Dave Burstein does a virtuoso interview on the near-term developments in cable, DSL broadband performance over at BroadbandReports.com: Karl Bode interviews the veteran broadband analyst Burstein about the major telcos and cable companies' deployments. Burstein explains how VDSL2 isn't really much faster in its first version than ADSL2+, how fiber will reach millions of homes, and how many of us will still be stuck with speeds not much faster than today for some time.
It's pretty clear from his coverage of the field, that a subset of U.S. homes will be able to get much faster speeds -- 10 to 20 times faster than the average speeds available today -- through cable or DSL. But it's only a subset and it will probably be uneven.

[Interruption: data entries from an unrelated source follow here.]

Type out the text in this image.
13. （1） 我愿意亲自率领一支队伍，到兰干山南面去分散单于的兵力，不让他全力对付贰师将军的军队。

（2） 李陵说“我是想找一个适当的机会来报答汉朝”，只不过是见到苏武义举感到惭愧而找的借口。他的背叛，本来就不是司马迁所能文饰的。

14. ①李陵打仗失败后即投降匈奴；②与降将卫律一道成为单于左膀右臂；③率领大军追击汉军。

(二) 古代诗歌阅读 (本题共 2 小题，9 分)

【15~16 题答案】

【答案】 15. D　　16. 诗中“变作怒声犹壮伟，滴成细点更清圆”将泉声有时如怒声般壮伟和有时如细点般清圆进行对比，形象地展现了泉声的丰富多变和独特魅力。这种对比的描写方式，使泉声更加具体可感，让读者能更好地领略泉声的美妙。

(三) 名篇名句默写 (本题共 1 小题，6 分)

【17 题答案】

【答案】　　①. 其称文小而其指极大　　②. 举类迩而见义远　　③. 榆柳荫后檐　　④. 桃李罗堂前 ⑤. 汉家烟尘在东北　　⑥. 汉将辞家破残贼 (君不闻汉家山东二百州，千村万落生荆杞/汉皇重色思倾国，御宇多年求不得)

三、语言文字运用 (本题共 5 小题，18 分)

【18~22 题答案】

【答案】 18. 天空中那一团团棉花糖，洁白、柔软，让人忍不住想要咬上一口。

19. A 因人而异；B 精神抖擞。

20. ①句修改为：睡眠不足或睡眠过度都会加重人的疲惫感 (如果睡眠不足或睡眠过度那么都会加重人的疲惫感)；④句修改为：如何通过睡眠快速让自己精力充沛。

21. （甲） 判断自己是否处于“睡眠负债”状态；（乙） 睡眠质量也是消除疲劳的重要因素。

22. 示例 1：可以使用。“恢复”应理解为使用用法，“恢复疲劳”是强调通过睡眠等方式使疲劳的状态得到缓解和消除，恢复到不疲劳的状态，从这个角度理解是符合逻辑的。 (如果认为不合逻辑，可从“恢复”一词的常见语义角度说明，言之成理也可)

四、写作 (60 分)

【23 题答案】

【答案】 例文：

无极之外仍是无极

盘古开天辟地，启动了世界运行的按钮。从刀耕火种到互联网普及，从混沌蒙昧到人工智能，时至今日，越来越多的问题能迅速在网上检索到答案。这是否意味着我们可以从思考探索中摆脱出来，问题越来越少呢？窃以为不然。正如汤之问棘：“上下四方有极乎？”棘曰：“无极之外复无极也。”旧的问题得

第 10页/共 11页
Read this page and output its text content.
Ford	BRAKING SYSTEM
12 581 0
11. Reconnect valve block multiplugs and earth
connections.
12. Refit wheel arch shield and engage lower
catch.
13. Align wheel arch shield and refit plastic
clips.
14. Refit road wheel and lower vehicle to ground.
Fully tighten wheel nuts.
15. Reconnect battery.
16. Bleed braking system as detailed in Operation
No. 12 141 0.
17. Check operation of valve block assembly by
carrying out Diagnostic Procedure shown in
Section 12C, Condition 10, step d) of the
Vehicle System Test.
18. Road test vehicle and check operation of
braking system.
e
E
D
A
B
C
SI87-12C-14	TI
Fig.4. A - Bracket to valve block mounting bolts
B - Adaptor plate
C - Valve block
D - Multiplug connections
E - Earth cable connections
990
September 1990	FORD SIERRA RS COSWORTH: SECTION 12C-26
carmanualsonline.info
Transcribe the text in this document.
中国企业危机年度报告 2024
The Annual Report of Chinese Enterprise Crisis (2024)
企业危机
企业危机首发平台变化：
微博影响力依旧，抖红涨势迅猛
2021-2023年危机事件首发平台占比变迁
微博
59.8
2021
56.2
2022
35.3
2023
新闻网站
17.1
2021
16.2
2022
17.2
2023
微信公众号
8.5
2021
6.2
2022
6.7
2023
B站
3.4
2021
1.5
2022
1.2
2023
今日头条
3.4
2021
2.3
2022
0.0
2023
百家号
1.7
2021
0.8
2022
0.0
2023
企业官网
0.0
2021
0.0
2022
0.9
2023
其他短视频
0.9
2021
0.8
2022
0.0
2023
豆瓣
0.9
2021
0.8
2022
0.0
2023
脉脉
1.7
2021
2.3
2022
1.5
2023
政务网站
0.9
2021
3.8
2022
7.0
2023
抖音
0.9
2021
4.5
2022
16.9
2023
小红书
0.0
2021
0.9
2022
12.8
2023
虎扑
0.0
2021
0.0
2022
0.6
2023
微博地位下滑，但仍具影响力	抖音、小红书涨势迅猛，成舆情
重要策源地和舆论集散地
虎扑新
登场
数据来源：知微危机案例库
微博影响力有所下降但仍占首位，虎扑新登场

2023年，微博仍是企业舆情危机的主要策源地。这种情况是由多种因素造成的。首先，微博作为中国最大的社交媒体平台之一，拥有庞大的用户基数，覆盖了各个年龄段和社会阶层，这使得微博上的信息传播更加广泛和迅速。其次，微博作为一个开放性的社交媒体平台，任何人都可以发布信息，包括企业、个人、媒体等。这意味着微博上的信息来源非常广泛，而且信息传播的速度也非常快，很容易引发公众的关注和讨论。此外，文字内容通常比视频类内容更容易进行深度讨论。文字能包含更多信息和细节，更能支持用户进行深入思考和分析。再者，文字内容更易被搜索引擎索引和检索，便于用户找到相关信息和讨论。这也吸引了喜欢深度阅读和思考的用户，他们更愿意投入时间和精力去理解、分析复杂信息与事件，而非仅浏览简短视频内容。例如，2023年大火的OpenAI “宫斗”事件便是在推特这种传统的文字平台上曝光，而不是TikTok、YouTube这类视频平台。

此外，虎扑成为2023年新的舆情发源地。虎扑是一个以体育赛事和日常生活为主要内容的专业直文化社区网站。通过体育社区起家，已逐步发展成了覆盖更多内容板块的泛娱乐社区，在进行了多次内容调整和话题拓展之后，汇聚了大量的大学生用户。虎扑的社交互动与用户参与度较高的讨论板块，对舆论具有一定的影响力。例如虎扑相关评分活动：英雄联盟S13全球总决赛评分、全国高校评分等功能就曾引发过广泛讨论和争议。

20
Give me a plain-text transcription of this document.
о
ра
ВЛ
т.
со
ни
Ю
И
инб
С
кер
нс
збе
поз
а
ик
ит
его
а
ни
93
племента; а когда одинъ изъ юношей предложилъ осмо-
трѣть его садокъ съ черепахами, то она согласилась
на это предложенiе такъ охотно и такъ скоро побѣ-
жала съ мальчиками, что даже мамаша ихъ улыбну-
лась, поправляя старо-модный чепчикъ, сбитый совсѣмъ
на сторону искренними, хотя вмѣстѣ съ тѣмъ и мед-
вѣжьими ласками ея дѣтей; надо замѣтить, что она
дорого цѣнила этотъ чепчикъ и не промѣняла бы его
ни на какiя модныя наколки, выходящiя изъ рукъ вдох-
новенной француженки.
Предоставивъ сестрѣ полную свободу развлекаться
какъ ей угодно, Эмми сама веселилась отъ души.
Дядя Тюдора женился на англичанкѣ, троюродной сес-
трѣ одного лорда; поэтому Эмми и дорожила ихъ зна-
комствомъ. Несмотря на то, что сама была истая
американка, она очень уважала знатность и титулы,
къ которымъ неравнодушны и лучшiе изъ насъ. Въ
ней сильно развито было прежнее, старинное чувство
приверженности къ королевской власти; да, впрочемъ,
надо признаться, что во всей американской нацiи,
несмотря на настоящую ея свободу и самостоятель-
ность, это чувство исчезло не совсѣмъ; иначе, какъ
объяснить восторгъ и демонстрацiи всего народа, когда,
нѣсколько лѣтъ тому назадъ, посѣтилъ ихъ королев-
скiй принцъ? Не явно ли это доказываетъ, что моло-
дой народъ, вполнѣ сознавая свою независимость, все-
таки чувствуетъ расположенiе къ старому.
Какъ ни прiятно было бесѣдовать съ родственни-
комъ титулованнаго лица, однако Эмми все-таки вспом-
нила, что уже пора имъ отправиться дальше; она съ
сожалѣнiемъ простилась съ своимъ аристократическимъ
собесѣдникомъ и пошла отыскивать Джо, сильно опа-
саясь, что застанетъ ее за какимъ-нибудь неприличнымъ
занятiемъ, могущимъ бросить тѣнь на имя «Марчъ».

Many of the fastest DSL speeds require fiber to the neighborhood and then higher-speed DSL variants that work over just 500 to 1,000 feet. On the cable side, as we've written here months ago, DOCSIS 3.0's deployment probably starting next year will bring much larger pools of bandwidth making 20 to 30 Mbps service downstream to the home more widely available on those systems.
Burstein isn't a wireless expert, and, unlike so many others, says so. But he thinks that the current speeds for WiMax and other variants aren't enough to impress once the wireline speeds start ramping up. And he's right. WiMax has to hit sub-T3 speeds (5 to 20 Mbps) to be truly useful, and it's becoming clear that those speeds will only be available across a mile or two.